A propriocepção é um dos sistemas sensoriais menos conhecidos, mas tem um papel essencial no desenvolvimento infantil. Ela está diretamente ligada à forma como o corpo se organiza no espaço, influencia movimentos, equilíbrio e até o comportamento.
Em crianças com Transtorno do Espectro Autista, alterações nesse sistema podem impactar o dia a dia de maneiras sutis ou mais evidentes. Por isso, entender o que é propriocepção ajuda a compreender melhor algumas reações e necessidades da criança.
O que é propriocepção e como funciona
A propriocepção é a capacidade do corpo de perceber sua própria posição e movimento, mesmo sem o uso da visão. É o que permite, por exemplo, ajustar a força ao segurar um objeto, subir escadas sem olhar para os pés ou sentar-se com equilíbrio.
Esse sistema funciona por meio de receptores localizados nos músculos, articulações e tendões, que enviam informações constantes ao cérebro. Quando essa percepção está bem ajustada, o corpo responde de forma mais coordenada e eficiente.
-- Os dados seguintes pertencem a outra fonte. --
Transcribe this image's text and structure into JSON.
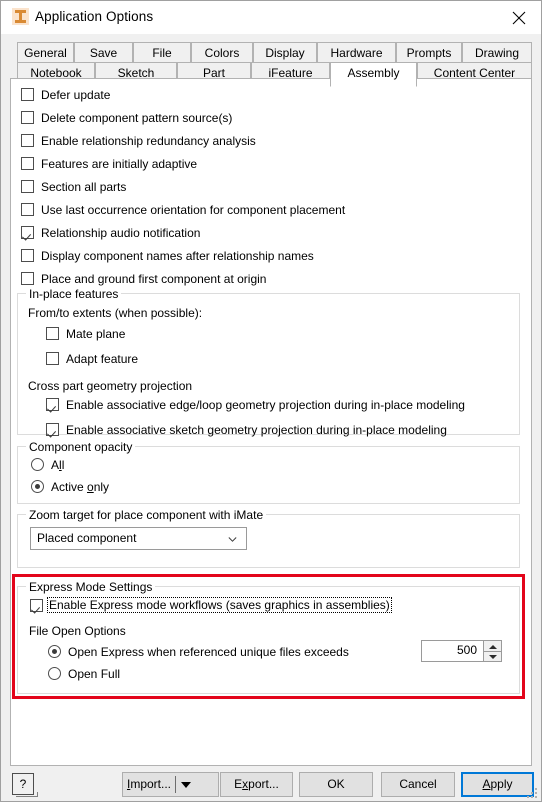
{
  "window": {
    "title": "Application Options",
    "icon": "inventor-logo-icon",
    "close_label": "✕"
  },
  "tabs": {
    "row1": [
      {
        "label": "General",
        "active": false
      },
      {
        "label": "Save",
        "active": false
      },
      {
        "label": "File",
        "active": false
      },
      {
        "label": "Colors",
        "active": false
      },
      {
        "label": "Display",
        "active": false
      },
      {
        "label": "Hardware",
        "active": false
      },
      {
        "label": "Prompts",
        "active": false
      },
      {
        "label": "Drawing",
        "active": false
      }
    ],
    "row2": [
      {
        "label": "Notebook",
        "active": false
      },
      {
        "label": "Sketch",
        "active": false
      },
      {
        "label": "Part",
        "active": false
      },
      {
        "label": "iFeature",
        "active": false
      },
      {
        "label": "Assembly",
        "active": true
      },
      {
        "label": "Content Center",
        "active": false
      }
    ]
  },
  "options": {
    "checkboxes": [
      {
        "label": "Defer update",
        "checked": false
      },
      {
        "label": "Delete component pattern source(s)",
        "checked": false
      },
      {
        "label": "Enable relationship redundancy analysis",
        "checked": false
      },
      {
        "label": "Features are initially adaptive",
        "checked": false
      },
      {
        "label": "Section all parts",
        "checked": false
      },
      {
        "label": "Use last occurrence orientation for component placement",
        "checked": false
      },
      {
        "label": "Relationship audio notification",
        "checked": true
      },
      {
        "label": "Display component names after relationship names",
        "checked": false
      },
      {
        "label": "Place and ground first component at origin",
        "checked": false
      }
    ]
  },
  "inplace": {
    "group_title": "In-place features",
    "extents_label": "From/to extents (when possible):",
    "extents_options": [
      {
        "label": "Mate plane",
        "checked": false
      },
      {
        "label": "Adapt feature",
        "checked": false
      }
    ],
    "projection_label": "Cross part geometry projection",
    "projection_options": [
      {
        "label": "Enable associative edge/loop geometry projection during in-place modeling",
        "checked": true
      },
      {
        "label": "Enable associative sketch geometry projection during in-place modeling",
        "checked": true
      }
    ]
  },
  "opacity": {
    "group_title": "Component opacity",
    "options": [
      {
        "label_pre": "A",
        "label_accel": "l",
        "label_post": "l",
        "selected": false
      },
      {
        "label_pre": "Active ",
        "label_accel": "o",
        "label_post": "nly",
        "selected": true
      }
    ]
  },
  "zoom_target": {
    "group_title": "Zoom target for place component with iMate",
    "value": "Placed component",
    "arrow": "chevron-down-icon"
  },
  "express": {
    "group_title": "Express Mode Settings",
    "enable_checkbox": {
      "label": "Enable Express mode workflows (saves graphics in assemblies)",
      "checked": true,
      "focused": true
    },
    "file_open_label": "File Open Options",
    "radios": [
      {
        "label": "Open Express when referenced unique files exceeds",
        "selected": true
      },
      {
        "label": "Open Full",
        "selected": false
      }
    ],
    "spinner_value": "500",
    "highlight_color": "#e3051b"
  },
  "footer": {
    "help_label": "?",
    "buttons": [
      {
        "name": "import",
        "pre": "",
        "accel": "I",
        "post": "mport...",
        "split": true,
        "focus": false
      },
      {
        "name": "export",
        "pre": "E",
        "accel": "x",
        "post": "port...",
        "split": false,
        "focus": false
      },
      {
        "name": "ok",
        "pre": "OK",
        "accel": "",
        "post": "",
        "split": false,
        "focus": false
      },
      {
        "name": "cancel",
        "pre": "Cancel",
        "accel": "",
        "post": "",
        "split": false,
        "focus": false
      },
      {
        "name": "apply",
        "pre": "",
        "accel": "A",
        "post": "pply",
        "split": false,
        "focus": true
      }
    ]
  }
}
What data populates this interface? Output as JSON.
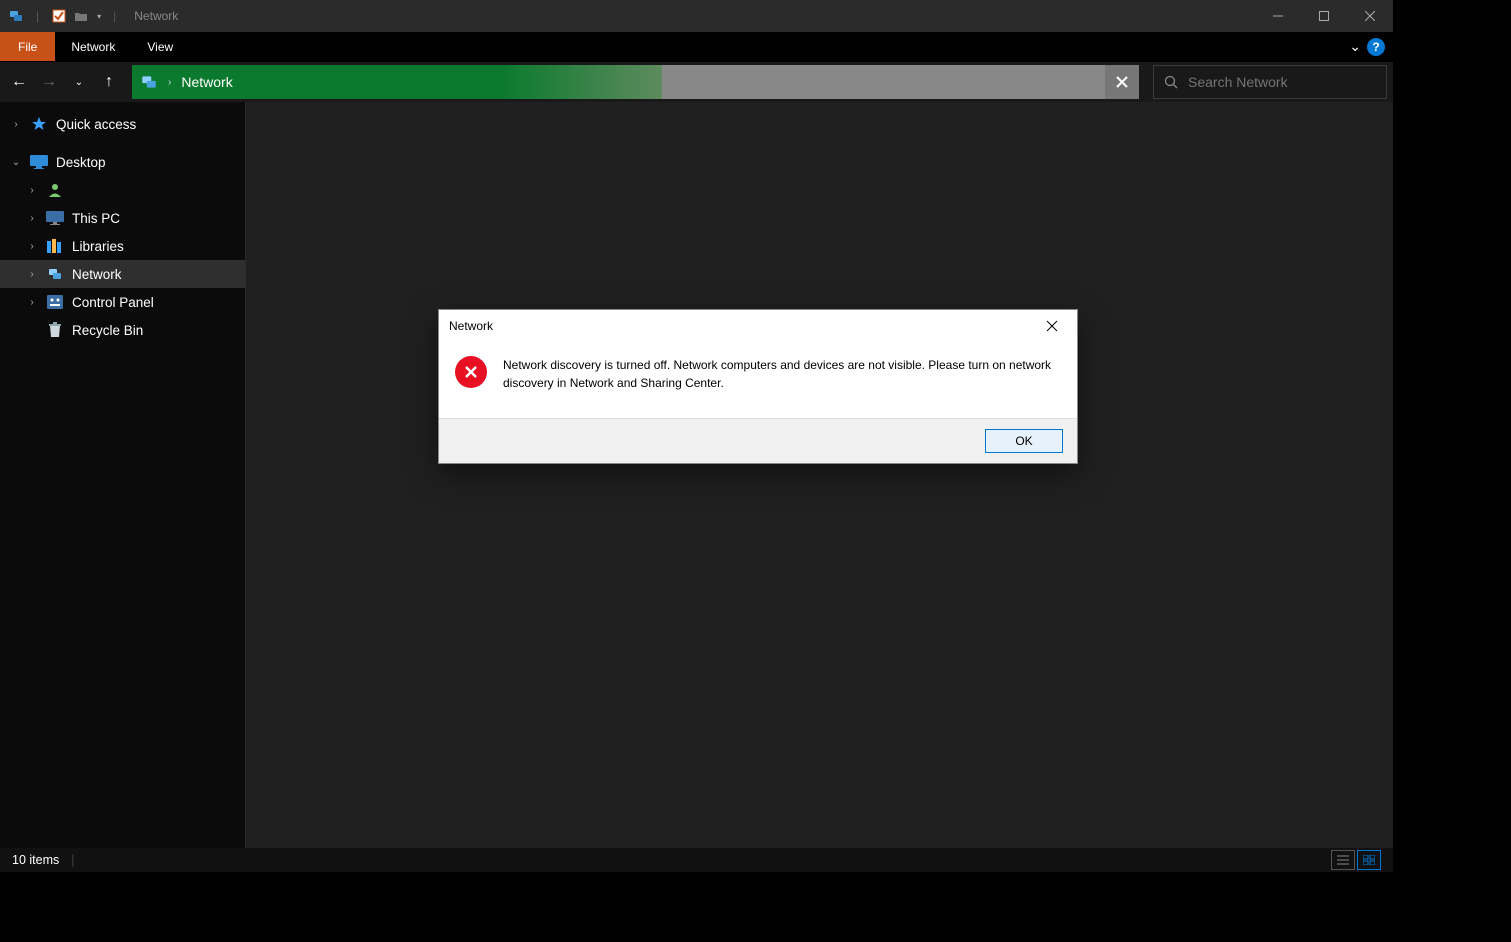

Como a propriocepção se manifesta em pessoas autistas
No autismo, a propriocepção pode funcionar de forma diferente. Algumas crianças podem ter dificuldade em perceber o próprio corpo, enquanto outras buscam estímulos intensos para se organizar.
Isso pode se manifestar de formas como:
- Movimentos corporais mais intensos ou repetitivos
- Dificuldade em controlar a força
- Busca por pressão, como apertar objetos ou se jogar no sofá
- Postura corporal desorganizada
Essas variações fazem parte do espectro, que é amplo e diverso. Como já explicamos no artigo sobre autismo leve ou severo, cada criança apresenta um perfil único de funcionamento.
Sinais de alterações proprioceptivas no dia a dia
Alguns sinais podem indicar dificuldades na propriocepção:
- Esbarrar com frequência em objetos ou pessoas
- Derrubar coisas sem perceber a força aplicada
- Sentar de forma “desajeitada” ou escorregada
- Preferir atividades que envolvam empurrar, puxar ou pressionar
- Dificuldade em atividades motoras, como subir escadas ou correr
Esses comportamentos não devem ser vistos como falta de atenção ou desinteresse. Muitas vezes, estão relacionados à forma como o corpo percebe e organiza os estímulos.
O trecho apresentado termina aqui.